THE National Social Security Authority (Nssa) has laid the first of a series of civil and criminal charges against top banker and former ReNaissance Merchant Bank boss Patterson Timba who is accused of fraud and theft in excess of US$16 million, forgery and making false statements.
Hazel Ndebele/ Kudzai Kuwaza
Since its appointment in July last year the Nssa board has comprehensively scrutinised the actions of former directors and executives in several of the authority’s portfolio companies.
Documents in the possession of the Zimbabwe Independent show that acting on the basis of comprehensive forensic reports by the Reserve Bank of Zimbabwe (RBZ) on ReNaissance Merchant Bank (and its successor Capital Bank), the authority decided to press civil and criminal charges against some individuals, including the former group chief executive of Capital Bank Patterson Timba.
Nssa holds significant beneficial holding in the now defunct Capital Bank Ltd, which has since applied for liquidation following curatorship.
A letter dated December 2 2016 written by Nssa to the Zimbabwe Republic Police (ZRP) accuses Timba of underhand dealings at the financial institution.
“Nssa wishes to file a formal criminal complaint against Patterson Timba for such crimes inter-alia, fraud and theft in excess of the sum of US$16 million, forgery and making false statements, corruptly using false documents and corruptly concealing a transaction from a principal,” reads the letter written by Nssa chief strategic assets officer Chikuni Mutiswa.
“These actions resulted in ReNaissance Merchant Bank going into curatorship in 2011 and its successor Capital Bank subsequently filing for liquidation in 2013. At present, the known cost to Nssa pensioners is in excess of US$20 million while other depositors collectively lost similarly large amounts.”
Chikuni assured captains of industry at the Employers’ Confederation of Zimbabwe congress last month that Nssa will “rattle cages” to recover millions of dollars lost in investments it had undertaken. This was after employers had complained that Nssa was quick to garnish employers’ accounts if they delayed in paying its contributions while ignoring the millions of dollars bled from the society’s investments.
The RBZ-commissioned forensic report reveals that Capital Bank’s losses were as a result of non-performing insider loans and related party exposures, including gross violations of laws and regulations such as the Banking Act.
Timba could not be reached for comment as his mobile was constantly unavailable however he told a local weekly that Nssa had taken to retribution after he had queried a multi-million dollar transaction in which the compulsory pension fund was selling shares to a Johannesburg stock exchange (JSE)- listed insurance group, Sanlam.

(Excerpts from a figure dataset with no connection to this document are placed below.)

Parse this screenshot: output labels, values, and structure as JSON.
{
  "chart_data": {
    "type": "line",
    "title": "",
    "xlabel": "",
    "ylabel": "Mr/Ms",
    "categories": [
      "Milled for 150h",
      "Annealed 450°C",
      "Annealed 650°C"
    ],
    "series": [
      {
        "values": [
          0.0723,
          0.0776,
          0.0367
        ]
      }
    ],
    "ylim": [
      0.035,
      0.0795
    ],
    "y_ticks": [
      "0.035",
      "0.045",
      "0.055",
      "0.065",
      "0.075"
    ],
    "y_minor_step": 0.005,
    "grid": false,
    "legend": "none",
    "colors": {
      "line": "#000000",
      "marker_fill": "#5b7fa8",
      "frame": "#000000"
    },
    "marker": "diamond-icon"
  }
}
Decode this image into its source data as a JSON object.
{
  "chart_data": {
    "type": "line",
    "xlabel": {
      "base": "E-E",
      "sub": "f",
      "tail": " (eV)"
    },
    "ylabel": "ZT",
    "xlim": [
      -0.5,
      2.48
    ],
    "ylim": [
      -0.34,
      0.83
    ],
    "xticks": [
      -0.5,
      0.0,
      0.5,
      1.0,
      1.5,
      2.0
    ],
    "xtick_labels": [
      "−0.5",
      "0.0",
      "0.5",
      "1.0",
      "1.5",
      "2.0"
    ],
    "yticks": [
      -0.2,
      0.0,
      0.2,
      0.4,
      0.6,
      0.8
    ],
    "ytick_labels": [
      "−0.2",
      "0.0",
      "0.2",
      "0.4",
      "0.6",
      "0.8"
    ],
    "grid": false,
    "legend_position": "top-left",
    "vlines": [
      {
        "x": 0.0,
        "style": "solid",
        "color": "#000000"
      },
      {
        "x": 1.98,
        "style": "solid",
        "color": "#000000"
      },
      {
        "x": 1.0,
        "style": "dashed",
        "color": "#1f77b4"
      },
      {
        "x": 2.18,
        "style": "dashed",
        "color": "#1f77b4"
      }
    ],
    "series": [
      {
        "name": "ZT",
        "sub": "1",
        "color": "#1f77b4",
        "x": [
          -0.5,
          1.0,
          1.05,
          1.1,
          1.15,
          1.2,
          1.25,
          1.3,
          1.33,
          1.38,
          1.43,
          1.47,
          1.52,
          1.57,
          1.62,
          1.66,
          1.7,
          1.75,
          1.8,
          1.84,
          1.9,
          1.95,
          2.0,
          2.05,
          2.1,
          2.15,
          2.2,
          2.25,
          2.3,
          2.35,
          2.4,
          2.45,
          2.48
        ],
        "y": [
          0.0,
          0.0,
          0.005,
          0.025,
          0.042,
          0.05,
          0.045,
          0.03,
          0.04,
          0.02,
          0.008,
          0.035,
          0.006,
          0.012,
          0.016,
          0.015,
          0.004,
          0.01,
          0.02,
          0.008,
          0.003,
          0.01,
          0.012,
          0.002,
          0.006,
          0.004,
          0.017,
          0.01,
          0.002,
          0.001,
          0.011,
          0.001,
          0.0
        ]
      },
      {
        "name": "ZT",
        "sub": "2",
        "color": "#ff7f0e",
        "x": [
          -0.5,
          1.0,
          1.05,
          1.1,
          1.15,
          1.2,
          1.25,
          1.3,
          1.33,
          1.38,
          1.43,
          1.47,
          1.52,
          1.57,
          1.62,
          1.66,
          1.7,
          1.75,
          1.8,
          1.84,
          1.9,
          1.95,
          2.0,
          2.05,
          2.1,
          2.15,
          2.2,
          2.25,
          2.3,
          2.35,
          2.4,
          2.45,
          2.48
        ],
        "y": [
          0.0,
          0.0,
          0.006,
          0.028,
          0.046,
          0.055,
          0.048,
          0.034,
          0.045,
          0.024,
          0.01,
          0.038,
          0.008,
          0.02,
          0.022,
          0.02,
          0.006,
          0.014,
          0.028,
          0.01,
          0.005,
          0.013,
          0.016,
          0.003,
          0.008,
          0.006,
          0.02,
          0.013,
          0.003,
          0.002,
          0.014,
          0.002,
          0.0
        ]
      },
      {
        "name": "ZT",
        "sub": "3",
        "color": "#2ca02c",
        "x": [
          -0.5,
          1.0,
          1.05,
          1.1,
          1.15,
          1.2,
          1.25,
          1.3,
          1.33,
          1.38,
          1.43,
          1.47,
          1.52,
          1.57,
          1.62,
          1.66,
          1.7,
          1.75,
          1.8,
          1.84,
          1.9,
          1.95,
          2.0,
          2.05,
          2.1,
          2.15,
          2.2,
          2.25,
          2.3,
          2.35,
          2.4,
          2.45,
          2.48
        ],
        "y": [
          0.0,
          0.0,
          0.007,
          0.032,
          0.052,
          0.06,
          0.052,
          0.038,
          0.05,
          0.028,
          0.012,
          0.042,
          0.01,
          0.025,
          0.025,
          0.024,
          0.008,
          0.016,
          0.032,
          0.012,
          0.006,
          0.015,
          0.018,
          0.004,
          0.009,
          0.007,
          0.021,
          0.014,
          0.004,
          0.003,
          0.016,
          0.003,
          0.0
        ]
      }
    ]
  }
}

In an interview with the Zimbabwe Independent this week, Nssa board chair Robin Vela said the authority had resolved to take legal action against the defunct bank’s directors.
“Some of these dealings amount to outright fraud and sadly resulted in significant prejudice to pensioners’ interests. Accordingly the board has resolved that the authority proceed to pursue civil suits and file criminal complaints before the Zimbabwe Republic Police Serious Fraud Unit against certain individuals,” Vela said.
“All processes are being taken in concurrence and with the agreement of the minister (of Public Service).
Furthermore, they merely represent the first steps, Nssa’s stakeholders can rest assured that where there are instances of criminal activities which have prejudiced contributors, the board shall leave no stone unturned in ensuring all the perpetrators are brought to justice.”
The audit report revealed that the violation of law included the manipulation of financial records, submission of incorrect financial records and engagement in non-permissible activities through the use of a special purpose vehicle which had not been approved by the registrar of banking institutions.
“The investigation shows that Patterson Timba, who directed the day-to- day operations of Capital Bank in total disregard of regulatory requirements, corporate governance and best practice standards, processed ReNaissance Financial Holdings Ltd (RFHL) payments without the requisite approval of the Bank’s Managing Director and Finance Director,” reads the report.
Timba also owned in excess of the stipulated maximum shareholding in the bank permitted for a single individual and has also been accused of misrepresentation of this shareholding. The shareholding was held through a facade of trusts such as the Bethel Trust (owns 36,88 %) and Duncar Trust (owns 11,25%) which belong to Timba’s family.
“Timba abused depositors’ funds by debiting an overdrawn RFHL call account held at Capital Bank and used the account to pay for loans or expenses not related to RFHL and to siphon depositors’ funds through inappropriately authorised payments to meet other creditors obligations and personal expenses,” the report states.
Furthermore, it is revealed that in 2010, Timba borrowed US$10 million from businessman Jayesh Shah and the loans were purported as cash injections into the bank. The repayments on the borrowed amounts were debited to RHFL account in Capital Bank which was in debit, effectively using depositors’ funds to service the loan and misrepresenting borrowed funds as capital in contravention of Section 75 of the Banking Act.
The forensic report states that under the criminal code, Timba can be convicted for the crimes of fraud, forgery, corruptly using a false document, corruptly concealing a transaction from a principal, and corruptly concealing a personal interest from a principal.